Observers cannot stop scratching their heads and nodding in disbelief at the inept naïveté  with which David Petraeus and his mistress-biographer Paula Broadwell tried to conceal their doomed escapades. Indeed, one would expect slightly greater sophistication from the spymaster of the Free World, and even from a West-Point-educated lieutenant-colonel from the U.S. Army reserve. I suspect, though, that their childish silliness has an easy explanation.

Here is my neat theory. Most accounts about the Petraeus-Broadwell affair note that they were both extreme fitness fanatics. Some recent research has indicated that physical exercise can be addictive in the most literal sense. If we connect these dots, how surprised should we be to find out that yet another form of addiction has led to impaired personal judgment, multiplied by two?

Which leads me to wonder about other extreme fitness crazes in recent years. There have been multiple reports about young men spending their hard-earned weekends competing in supermarathons and triathlons, bare-knuckle fist fights, races across bizarre obstacle courses, etc. Many of these competitive events charge the participants hefty fees, and don’t disburse any cash prizes. Yet, crowds of Wall Street traders and other white-collar shock troops are eager to test themselves. One famous race known as Tough Mudder was even started by a Harvard Business School graduate who, according to a NYT article, deliberately targeted the “cubicle-bound masses yearning to breathe free.”

The weekend warriors carry with pride numerous cuts and bruises over their – judging from the pictures – pumped-up and mostly hairless bodies and limbs. Cultural skeptic Kay Hymowitz once referred to their type as “capitalists on steroids” – the toughest of the toughest in a world where nice guys (and gals), I am afraid, do tend to finish last (yet another stereotype supported by some recent research – so some stereotypes may exist for a reason, after all…).

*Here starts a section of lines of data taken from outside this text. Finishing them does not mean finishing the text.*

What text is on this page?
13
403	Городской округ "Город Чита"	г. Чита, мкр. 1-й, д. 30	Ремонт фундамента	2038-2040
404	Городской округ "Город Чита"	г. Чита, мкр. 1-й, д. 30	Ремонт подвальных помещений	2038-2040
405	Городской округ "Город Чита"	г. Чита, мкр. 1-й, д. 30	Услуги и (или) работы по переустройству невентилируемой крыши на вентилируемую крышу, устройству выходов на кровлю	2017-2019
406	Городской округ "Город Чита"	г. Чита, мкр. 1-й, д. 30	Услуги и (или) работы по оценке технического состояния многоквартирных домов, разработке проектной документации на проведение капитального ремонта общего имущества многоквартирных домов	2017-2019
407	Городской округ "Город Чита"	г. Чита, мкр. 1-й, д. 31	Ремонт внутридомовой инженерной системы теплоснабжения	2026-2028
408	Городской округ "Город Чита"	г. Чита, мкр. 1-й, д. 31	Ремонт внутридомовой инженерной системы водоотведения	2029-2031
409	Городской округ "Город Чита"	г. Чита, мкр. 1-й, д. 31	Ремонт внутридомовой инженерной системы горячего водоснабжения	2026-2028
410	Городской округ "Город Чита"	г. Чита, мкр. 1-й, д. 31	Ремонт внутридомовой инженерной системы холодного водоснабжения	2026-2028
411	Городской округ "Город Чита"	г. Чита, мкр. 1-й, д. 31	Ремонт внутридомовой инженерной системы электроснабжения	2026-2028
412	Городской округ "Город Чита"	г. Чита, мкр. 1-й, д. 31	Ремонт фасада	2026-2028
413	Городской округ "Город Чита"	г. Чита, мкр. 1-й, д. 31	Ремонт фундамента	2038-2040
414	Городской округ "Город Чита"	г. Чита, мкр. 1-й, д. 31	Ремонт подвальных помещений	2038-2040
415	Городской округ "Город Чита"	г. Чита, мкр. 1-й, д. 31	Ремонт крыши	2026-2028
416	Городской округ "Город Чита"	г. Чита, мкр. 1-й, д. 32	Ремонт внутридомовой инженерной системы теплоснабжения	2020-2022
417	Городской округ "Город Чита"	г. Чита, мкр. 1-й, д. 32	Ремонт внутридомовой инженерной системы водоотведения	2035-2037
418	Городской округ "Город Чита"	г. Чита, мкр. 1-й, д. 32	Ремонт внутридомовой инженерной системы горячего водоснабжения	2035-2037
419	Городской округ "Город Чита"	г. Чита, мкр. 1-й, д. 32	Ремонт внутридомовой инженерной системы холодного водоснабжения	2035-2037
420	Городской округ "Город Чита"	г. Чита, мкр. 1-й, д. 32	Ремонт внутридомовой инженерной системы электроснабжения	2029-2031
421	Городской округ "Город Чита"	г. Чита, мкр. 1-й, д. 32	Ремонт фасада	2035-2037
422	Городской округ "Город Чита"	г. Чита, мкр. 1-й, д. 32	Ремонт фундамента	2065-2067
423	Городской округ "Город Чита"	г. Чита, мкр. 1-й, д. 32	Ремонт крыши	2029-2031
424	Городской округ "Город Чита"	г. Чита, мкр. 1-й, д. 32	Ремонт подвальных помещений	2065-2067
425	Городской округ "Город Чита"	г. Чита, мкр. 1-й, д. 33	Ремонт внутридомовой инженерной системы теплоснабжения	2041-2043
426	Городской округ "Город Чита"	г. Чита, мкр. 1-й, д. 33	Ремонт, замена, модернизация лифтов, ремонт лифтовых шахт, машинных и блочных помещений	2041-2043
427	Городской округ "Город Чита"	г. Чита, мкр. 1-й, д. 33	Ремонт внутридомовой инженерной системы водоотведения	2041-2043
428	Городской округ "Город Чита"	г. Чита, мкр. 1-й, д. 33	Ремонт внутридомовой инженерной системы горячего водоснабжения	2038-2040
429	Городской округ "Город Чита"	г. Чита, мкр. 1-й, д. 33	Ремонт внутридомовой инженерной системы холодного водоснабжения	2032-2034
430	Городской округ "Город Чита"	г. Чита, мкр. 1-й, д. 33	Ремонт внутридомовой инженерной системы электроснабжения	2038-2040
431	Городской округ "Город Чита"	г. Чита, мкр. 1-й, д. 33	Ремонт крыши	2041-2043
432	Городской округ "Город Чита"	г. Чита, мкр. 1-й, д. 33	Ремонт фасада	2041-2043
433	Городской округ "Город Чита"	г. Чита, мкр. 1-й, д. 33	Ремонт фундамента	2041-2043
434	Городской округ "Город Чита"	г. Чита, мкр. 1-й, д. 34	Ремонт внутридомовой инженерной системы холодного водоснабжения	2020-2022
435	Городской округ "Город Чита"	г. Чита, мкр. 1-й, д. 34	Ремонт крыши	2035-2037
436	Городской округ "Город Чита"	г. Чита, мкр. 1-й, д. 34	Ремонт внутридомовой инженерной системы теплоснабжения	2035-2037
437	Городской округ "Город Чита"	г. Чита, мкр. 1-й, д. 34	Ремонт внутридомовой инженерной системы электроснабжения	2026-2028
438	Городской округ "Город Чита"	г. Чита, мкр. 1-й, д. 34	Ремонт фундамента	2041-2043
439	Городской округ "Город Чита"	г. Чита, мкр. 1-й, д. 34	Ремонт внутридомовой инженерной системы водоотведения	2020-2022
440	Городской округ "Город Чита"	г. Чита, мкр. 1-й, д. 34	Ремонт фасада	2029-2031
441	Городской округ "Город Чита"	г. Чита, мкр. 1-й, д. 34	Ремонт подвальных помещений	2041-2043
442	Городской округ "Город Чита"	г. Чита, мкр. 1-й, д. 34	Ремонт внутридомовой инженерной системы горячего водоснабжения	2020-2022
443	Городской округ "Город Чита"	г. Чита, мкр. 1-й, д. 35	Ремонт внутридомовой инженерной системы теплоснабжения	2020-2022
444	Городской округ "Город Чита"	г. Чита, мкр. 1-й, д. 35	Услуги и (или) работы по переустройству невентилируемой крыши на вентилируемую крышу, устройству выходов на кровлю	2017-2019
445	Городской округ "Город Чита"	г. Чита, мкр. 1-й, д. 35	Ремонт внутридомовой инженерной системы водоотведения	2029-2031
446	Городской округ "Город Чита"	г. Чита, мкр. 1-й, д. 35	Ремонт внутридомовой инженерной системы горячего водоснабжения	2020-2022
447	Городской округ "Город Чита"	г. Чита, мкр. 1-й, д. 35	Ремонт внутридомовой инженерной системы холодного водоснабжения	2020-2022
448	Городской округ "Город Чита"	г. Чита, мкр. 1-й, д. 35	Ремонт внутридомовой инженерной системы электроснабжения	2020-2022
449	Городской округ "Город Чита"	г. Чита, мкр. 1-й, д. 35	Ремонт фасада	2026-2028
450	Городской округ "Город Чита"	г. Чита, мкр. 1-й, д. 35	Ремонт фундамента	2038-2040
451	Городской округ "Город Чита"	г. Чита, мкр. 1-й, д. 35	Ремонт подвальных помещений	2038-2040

As with the Petraeus-Broadwell duo, I would question many of the professional and private judgments of such extreme fitness junkies – to say nothing of the valuation mechanism of a socioeconomic matrix which continues to reward them so richly more than two years after the release of “Inside Job.” But, as the old proverb says, the caravan must move on…

P.S. Our daughter has been reading and commenting (for schooling purposes) on The Catcher in the Rye for a few weeks now. As we talked about the book once, I was reminded of Holden’s chief complaint about the world he inhabited back in 1951 – that almost anyone he met was incurably phony. Who knows, he might have suffered from some sort of dissociative disorder and misjudged perfectly normal individuals. Still, I do wish he could wake up from hibernation on 12/12/12; and behold the deeper truth contained in that famous advertising slogan: “You’ve come a long way, baby.”